Seemingly innocuous activities such as reading the paper.
At first glance, all seemed well with this story. A woman rising to a position of political prominence, a headline focusing on her achievements, a photo byline that doesn’t mention what she’s wearing: tick, tick, tick! And then my eyes wandered up to the top left hand corner of the page, and a dark cloud descended…Life & Style?
I have a number of issues with this, but let’s start with the most obvious one. That being why, in the name of all that is holy, is this categorised as Life & Style? An article about the future of the UN, nestled in there between an article about the perfect fruit crumble and a piece on what the checkout girl is really thinking. As if, when women do it, politics is sort of an adorable hobby. A lifestyle choice, like a juice diet, or taking up crochet. Seriously, Guardian, get it together and stick this article in the Politics section along with all the big men.
Also, can we just talk about the fact that newspapers still have a women’s section? I mean I know I have a degree in politics, but thank you, newspapers, for creating a special section for me where I can read about whether teff is the new hot super grain and how to get a body that won’t send people running for the hills when I put on a bikini, without being bothered by all that horrible, boring news. Sorry for the absurdly long sentence, I just have a lot of feelings.

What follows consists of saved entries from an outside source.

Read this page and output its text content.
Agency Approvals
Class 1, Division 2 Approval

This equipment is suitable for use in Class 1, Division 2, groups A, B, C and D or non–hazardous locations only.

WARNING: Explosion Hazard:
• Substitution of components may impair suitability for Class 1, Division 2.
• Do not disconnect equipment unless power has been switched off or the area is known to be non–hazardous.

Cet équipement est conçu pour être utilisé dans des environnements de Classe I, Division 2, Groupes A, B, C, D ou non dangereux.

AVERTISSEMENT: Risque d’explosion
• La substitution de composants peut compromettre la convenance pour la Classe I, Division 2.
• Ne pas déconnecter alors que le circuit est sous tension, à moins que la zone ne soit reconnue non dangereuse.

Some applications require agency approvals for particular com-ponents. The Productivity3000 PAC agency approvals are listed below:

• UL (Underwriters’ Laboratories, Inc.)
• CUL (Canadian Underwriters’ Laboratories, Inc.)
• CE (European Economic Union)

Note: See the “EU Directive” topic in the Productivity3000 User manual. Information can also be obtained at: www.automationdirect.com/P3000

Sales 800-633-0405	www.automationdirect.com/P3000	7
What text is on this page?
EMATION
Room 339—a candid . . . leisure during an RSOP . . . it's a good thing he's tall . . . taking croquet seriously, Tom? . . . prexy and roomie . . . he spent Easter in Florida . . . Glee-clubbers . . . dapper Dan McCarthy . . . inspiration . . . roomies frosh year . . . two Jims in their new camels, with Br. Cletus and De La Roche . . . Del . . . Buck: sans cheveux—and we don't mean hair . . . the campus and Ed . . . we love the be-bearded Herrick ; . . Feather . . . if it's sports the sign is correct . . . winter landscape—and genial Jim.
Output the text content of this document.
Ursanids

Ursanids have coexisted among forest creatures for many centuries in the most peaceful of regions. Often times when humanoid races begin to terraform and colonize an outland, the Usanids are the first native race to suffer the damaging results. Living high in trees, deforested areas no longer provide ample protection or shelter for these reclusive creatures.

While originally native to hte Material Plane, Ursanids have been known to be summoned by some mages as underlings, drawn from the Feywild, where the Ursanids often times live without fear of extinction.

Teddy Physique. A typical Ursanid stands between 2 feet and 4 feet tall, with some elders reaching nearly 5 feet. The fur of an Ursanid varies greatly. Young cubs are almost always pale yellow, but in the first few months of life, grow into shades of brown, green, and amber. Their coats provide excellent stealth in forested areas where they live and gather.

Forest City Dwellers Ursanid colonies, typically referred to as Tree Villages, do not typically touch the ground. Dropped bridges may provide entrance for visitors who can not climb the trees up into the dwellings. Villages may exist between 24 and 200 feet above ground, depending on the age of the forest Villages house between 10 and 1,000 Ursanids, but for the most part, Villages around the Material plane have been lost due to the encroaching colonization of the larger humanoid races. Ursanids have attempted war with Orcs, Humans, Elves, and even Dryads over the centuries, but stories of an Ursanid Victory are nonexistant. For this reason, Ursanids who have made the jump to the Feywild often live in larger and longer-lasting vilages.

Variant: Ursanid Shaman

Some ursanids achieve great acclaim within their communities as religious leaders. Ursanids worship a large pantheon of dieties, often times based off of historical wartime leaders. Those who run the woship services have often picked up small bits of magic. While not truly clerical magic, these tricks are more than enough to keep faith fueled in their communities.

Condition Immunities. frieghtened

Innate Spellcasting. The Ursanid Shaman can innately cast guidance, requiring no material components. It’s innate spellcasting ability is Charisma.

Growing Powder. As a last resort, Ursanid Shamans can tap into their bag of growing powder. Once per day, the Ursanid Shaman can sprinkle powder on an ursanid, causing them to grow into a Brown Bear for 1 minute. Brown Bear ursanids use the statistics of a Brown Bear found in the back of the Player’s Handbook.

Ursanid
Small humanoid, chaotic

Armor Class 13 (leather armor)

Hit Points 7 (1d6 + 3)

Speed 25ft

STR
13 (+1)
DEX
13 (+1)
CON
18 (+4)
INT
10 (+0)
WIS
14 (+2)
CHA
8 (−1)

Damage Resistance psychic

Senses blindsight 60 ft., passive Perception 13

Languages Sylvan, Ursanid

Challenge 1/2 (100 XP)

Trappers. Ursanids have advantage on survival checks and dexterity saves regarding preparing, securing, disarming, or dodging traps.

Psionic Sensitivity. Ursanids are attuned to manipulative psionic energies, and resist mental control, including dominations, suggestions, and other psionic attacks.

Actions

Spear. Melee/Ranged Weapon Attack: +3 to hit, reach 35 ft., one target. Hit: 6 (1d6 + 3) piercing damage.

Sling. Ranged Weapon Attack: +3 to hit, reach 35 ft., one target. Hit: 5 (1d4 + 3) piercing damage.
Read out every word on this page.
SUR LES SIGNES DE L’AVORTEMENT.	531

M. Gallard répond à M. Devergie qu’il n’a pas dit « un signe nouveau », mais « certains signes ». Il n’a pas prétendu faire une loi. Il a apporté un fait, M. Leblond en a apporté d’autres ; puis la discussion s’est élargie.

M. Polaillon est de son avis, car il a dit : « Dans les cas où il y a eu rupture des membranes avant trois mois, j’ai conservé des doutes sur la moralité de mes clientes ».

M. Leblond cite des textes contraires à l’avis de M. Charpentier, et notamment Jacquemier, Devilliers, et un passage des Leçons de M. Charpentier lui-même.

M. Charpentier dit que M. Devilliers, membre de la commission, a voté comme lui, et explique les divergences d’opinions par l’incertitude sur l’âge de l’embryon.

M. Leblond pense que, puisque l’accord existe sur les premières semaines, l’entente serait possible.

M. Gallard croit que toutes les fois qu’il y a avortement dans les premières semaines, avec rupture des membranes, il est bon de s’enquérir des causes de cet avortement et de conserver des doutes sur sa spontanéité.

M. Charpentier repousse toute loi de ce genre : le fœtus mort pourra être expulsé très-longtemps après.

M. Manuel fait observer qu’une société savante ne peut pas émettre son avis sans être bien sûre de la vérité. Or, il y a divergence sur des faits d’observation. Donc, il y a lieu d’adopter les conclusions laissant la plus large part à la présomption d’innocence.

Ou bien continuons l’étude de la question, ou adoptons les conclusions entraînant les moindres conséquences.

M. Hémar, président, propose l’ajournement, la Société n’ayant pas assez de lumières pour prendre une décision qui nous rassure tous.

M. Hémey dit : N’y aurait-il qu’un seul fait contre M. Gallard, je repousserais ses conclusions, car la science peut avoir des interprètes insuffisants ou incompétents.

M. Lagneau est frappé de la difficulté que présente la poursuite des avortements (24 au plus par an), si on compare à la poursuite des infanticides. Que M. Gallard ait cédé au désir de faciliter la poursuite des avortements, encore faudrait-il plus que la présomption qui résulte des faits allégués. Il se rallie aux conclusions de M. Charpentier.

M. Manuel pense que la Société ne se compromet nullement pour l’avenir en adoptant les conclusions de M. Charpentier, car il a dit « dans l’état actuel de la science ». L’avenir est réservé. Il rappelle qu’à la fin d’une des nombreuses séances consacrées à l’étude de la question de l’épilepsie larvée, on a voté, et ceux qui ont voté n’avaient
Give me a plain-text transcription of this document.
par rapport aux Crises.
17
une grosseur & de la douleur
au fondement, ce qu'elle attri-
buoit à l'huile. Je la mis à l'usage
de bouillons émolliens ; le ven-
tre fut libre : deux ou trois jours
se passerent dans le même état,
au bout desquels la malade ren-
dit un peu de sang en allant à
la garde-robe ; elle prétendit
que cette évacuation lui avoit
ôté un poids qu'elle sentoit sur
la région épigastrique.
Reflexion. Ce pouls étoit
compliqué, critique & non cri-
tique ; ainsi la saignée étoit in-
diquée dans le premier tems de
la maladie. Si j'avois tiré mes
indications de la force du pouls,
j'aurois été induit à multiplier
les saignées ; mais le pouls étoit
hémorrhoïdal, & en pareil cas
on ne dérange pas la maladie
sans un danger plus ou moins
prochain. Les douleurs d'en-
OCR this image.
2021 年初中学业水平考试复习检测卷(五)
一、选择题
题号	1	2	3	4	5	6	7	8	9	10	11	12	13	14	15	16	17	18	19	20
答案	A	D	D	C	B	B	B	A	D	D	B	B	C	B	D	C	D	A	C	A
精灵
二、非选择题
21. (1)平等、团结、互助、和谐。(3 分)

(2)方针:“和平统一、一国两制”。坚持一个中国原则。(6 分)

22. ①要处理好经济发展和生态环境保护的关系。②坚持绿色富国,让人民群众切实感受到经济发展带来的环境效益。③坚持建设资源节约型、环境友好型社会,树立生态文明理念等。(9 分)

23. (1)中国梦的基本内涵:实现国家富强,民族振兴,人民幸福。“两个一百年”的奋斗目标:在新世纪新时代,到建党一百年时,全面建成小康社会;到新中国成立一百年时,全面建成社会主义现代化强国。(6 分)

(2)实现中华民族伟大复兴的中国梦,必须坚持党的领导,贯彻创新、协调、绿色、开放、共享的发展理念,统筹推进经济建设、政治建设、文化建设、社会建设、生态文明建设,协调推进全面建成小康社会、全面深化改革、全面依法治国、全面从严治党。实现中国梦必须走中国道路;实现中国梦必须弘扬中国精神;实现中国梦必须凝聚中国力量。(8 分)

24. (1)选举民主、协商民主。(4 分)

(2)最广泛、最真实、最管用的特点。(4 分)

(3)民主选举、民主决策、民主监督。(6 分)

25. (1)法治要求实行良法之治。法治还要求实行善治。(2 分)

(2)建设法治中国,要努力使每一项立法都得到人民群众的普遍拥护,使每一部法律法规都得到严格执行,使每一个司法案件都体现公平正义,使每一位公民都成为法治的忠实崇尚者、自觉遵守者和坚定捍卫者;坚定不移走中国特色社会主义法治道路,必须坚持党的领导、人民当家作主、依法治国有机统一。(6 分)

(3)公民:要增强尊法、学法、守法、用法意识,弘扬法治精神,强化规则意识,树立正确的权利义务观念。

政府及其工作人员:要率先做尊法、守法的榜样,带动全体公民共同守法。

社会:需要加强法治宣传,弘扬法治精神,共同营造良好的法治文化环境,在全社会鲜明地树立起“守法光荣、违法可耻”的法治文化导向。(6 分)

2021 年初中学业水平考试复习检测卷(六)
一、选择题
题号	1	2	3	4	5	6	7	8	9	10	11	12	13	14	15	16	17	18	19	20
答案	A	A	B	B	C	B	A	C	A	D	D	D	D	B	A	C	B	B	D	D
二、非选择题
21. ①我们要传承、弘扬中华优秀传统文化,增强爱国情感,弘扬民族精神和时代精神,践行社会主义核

Now, to give credit where credit is due, the Guardian’s “Women” section does focus on women’s issues that I actually care about, like unequal pay, and the prevalence of rape culture. But, and I cannot ever say this enough times, there isn’t really any such thing as a “women’s issue”. There are issues which women are more qualified to talk about, but when we do talk about them, they shouldn’t be tucked away in a special section of the paper where only other women will see them. Binary gender roles are bad for literally everyone. It is in everyone’s interest to get rid of unfair, outdated, stupid standards of behaviour for both men and women. By qualifying feminism as a women’s issue, we’re giving men permission to ignore it. After all, it has nothing to do with them.
Women in Spain beating the recession by setting up a record number of businesses isn’t just of interest to women. Women in Afghanistan having more freedom in jail than they do outside of it isn’t just of interest to women. And the next leader of the UN certainly isn’t just of interest to women.
Sort it out Guardian, you’re totally harshing my mellow.